Ein mutmaßlicher Wilderer hat in Österreich drei Polizisten und den Fahrer eines Rettungswagens erschossen. Der Täter - nach Medienberichten ein Vater Mitte Fünfzig - verschanzte sich auf einem Bauernhof im niederösterreichischen Bezirk Melk.

Die Spezialeinheit Cobra sei vor Ort, so der dortige Polizeisprecher Johann Baumschlager.

Nach Angaben des Innenministeriums kam es in der Gegend immer wieder zu schweren Fällen von brutaler Wilderei. Ein Unbekannter soll aus einem fahrenden Wagen immer wieder Hirsche erschossen und ihnen den Kopf abgetrennt haben, berichtete der ORF. Die Körper der Tiere ließ er liegen. Eine Spezialeinheit der Polizei sollte den Tierquäler fassen.

Mit einer Polizeisperre mit mehreren Streifenwagen sollte der mutmaßliche Täter in der Nacht zu Dienstag in einem Wald bei Annaberg gestellt werden. Bei der Kontrolle seines Wagens eröffnete der Mann das Feuer. Er traf einen Beamten der Sondereinheit Cobra, der später im Krankenhaus starb. Während der Versorgung des Verletzten am Tatort feuerte er weiter, traf den Fahrer des Rettungswagens tödlich und verletzte einen zweiten Cobra-Beamten.

Auf der Flucht kaperte er einen Streifenwagen und erschoss einen darin sitzenden Polizisten. Dessen Kollegen nahm der Verdächtige als Geisel und flüchtete mit dem Auto zu seinem Bauernhof in Großpriel bei Melk.

Mittlerweile wurde auch der Polizist, den der Täter als Geisel genommen hatte, tot aufgefunden, bestätigte Polizeisprecher Baumschlager.

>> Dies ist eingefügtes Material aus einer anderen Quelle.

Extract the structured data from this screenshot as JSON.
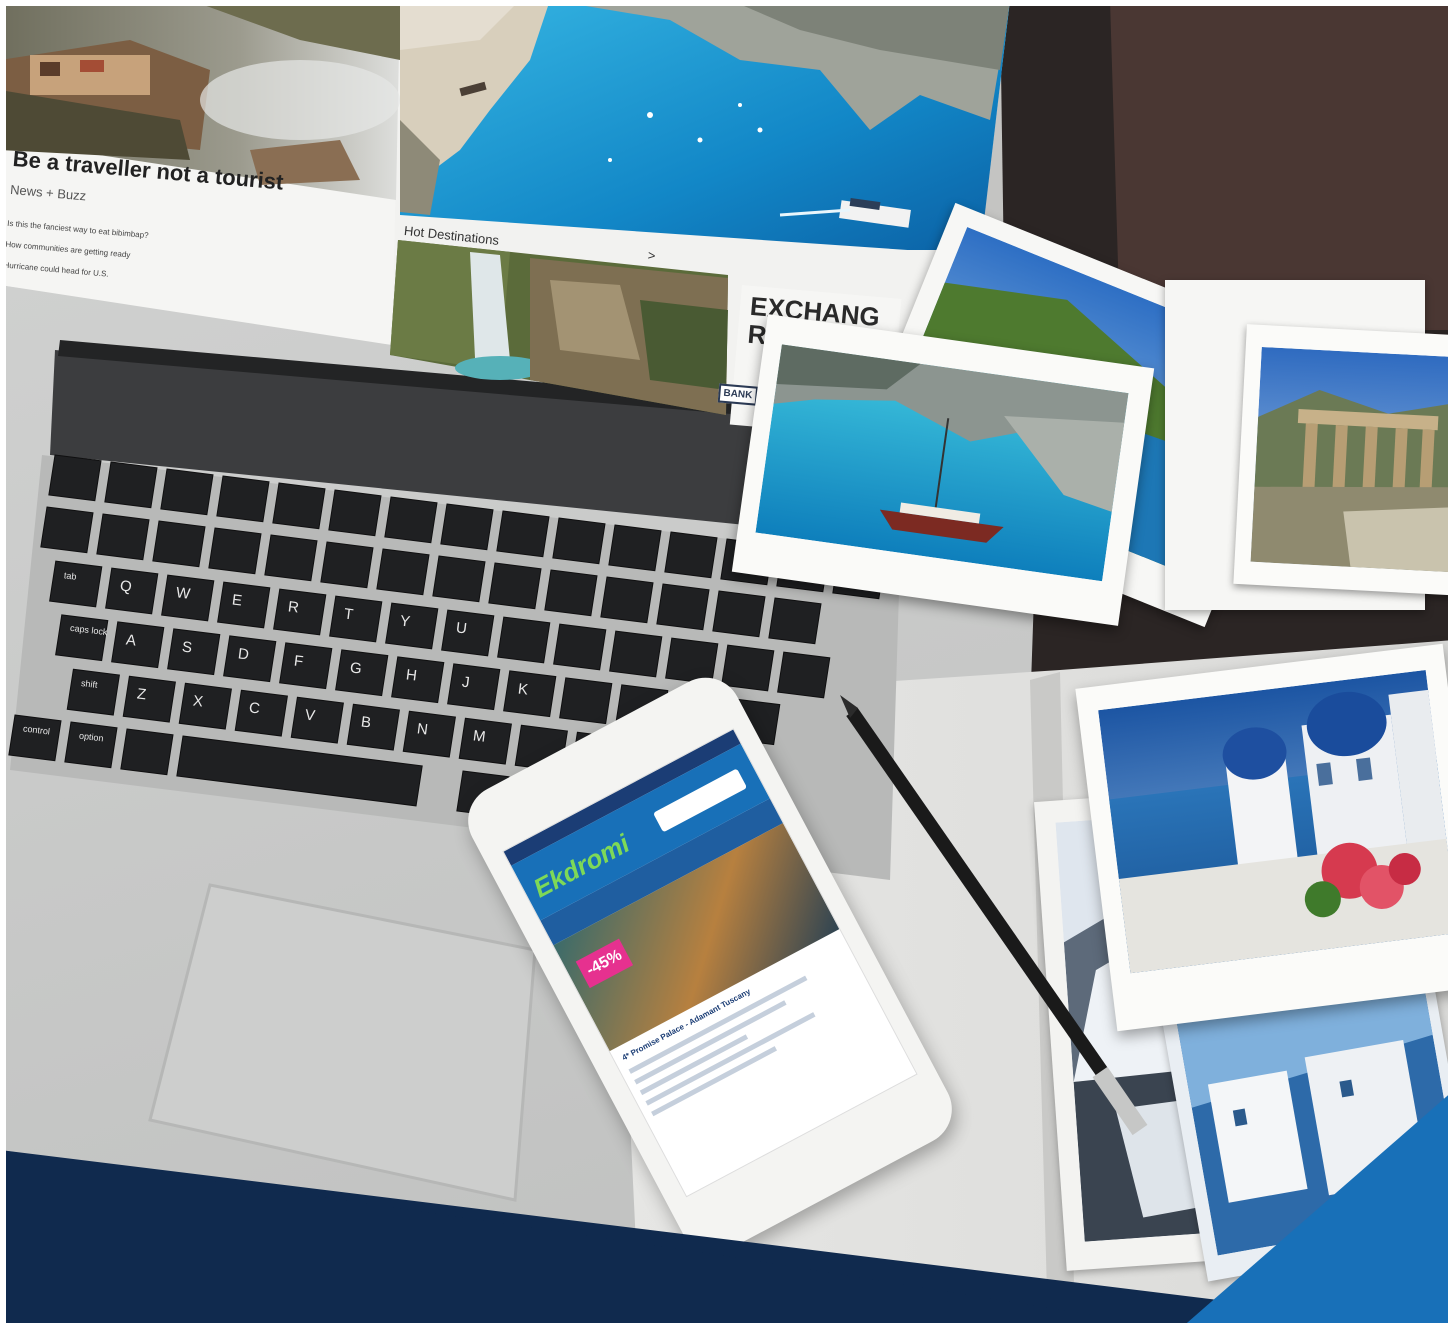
{
  "screen": {
    "article_headline": "Be a traveller not a tourist",
    "article_section": "News + Buzz",
    "article_items": [
      "Is this the fanciest way to eat bibimbap?",
      "How communities are getting ready",
      "Hurricane could head for U.S."
    ],
    "hot_destinations_label": "Hot Destinations",
    "hot_destinations_arrow": ">",
    "exchange_line1": "EXCHANG",
    "exchange_line2": "RATE",
    "exchange_button": "BANK"
  },
  "keyboard": {
    "keys": [
      "tab",
      "caps lock",
      "shift",
      "control",
      "option",
      "Q",
      "W",
      "E",
      "R",
      "T",
      "Y",
      "U",
      "A",
      "S",
      "D",
      "F",
      "G",
      "H",
      "J",
      "K",
      "Z",
      "X",
      "C",
      "V",
      "B",
      "N",
      "M"
    ]
  },
  "phone": {
    "logo": "Ekdromi",
    "badge": "-45%",
    "hotel_title": "4* Promise Palace - Adamant Tuscany"
  },
  "colors": {
    "banner_navy": "#102a4e",
    "accent_blue": "#1870b8",
    "sea": "#1a94cf",
    "discount_pink": "#e6318f"
  }
}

Nach Berichten österreichischer Medien gilt der Täter als Waffennarr, der auch Handgranaten besitzen soll. Da der Mann eine Langfeuerwaffe besitze, habe man das Gebiet um das Haus weiträumig absperren müssen, sagte Baumschlager. Der Täter soll nach Berichten auch aus dem Haus heraus immer wieder geschossen haben. Berichte, wonach auch Kinder in dem Haus sein sollen, träfen nicht zu, sagte der Sprecher.